From all the material I used to learn C++, auto has always been a weird storage duration specifier that didn't serve any purpose. But just recently, I encountered code that used it as a type name in and of itself. Out of curiosity I tried it, and it assumes the type of whatever I happen to assign to it!

Suddenly STL iterators and, well, anything at all that uses templates is 10 fold easier to write. It feels like I'm using a 'fun' language like Python.

Where has this keyword been my whole life? Will you dash my dreams by saying it's exclusive to visual studio or not portable?

Answer

Jerry Coffin picture Jerry Coffin · Sep 28, 2011

auto was a keyword that C++ "inherited" from C that had been there nearly forever, but virtually never used because there were only two possible conditions: either it wasn't allowed, or else it was assumed by default.

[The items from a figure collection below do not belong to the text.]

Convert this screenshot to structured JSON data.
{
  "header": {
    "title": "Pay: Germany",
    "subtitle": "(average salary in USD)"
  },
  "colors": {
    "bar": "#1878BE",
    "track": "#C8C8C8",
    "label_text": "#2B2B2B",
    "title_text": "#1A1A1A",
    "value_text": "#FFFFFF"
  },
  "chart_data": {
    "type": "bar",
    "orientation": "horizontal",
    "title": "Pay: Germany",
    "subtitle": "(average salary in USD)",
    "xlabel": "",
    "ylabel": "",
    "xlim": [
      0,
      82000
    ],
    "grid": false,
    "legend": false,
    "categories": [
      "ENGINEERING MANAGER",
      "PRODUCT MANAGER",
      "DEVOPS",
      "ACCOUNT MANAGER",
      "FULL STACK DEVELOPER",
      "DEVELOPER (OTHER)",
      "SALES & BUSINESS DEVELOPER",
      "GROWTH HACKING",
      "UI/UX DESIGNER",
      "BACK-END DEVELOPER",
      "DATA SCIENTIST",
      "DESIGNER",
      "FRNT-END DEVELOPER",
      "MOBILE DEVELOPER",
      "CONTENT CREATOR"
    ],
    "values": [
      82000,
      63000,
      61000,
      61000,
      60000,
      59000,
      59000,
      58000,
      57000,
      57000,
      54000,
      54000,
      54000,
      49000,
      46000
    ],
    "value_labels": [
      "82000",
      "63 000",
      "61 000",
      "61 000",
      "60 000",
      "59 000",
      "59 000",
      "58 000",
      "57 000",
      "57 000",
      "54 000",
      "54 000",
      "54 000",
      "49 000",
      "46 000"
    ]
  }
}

The use of auto to mean a deduced type was new with C++11.

At the same time, auto x = initializer deduces the type of x from the type of initializer the same way as template type deduction works for function templates. Consider a function template like this:

template<class T>
int whatever(T t) { 
    // point A
};

At point A, a type has been assigned to T based on the value passed for the parameter to whatever. When you do auto x = initializer;, the same type deduction is used to determine the type for x from the type of initializer that's used to initialize it.

This means that most of the type deduction mechanics a compiler needs to implement auto were already present and used for templates on any compiler that even sort of attempted to implement C++98/03. As such, adding support for auto was apparently fairly easy for essentially all the compiler teams--it was added quite quickly, and there seem to have been few bugs related to it either.

When this answer was originally written (in 2011, before the ink was dry on the C++ 11 standard) auto was already quite portable. Nowadays, it's thoroughly portable among all the mainstream compilers. The only obvious reasons to avoid it would be if you need to write code that's compatible with a C compiler, or you have a specific need to target some niche compiler that you know doesn't support it (e.g., a few people still write code for MS-DOS using compilers from Borland, Watcom, etc., that haven't seen significant upgrades in decades). If you're using a reasonably current version of any of the mainstream compilers, there's no reason to avoid it at all though.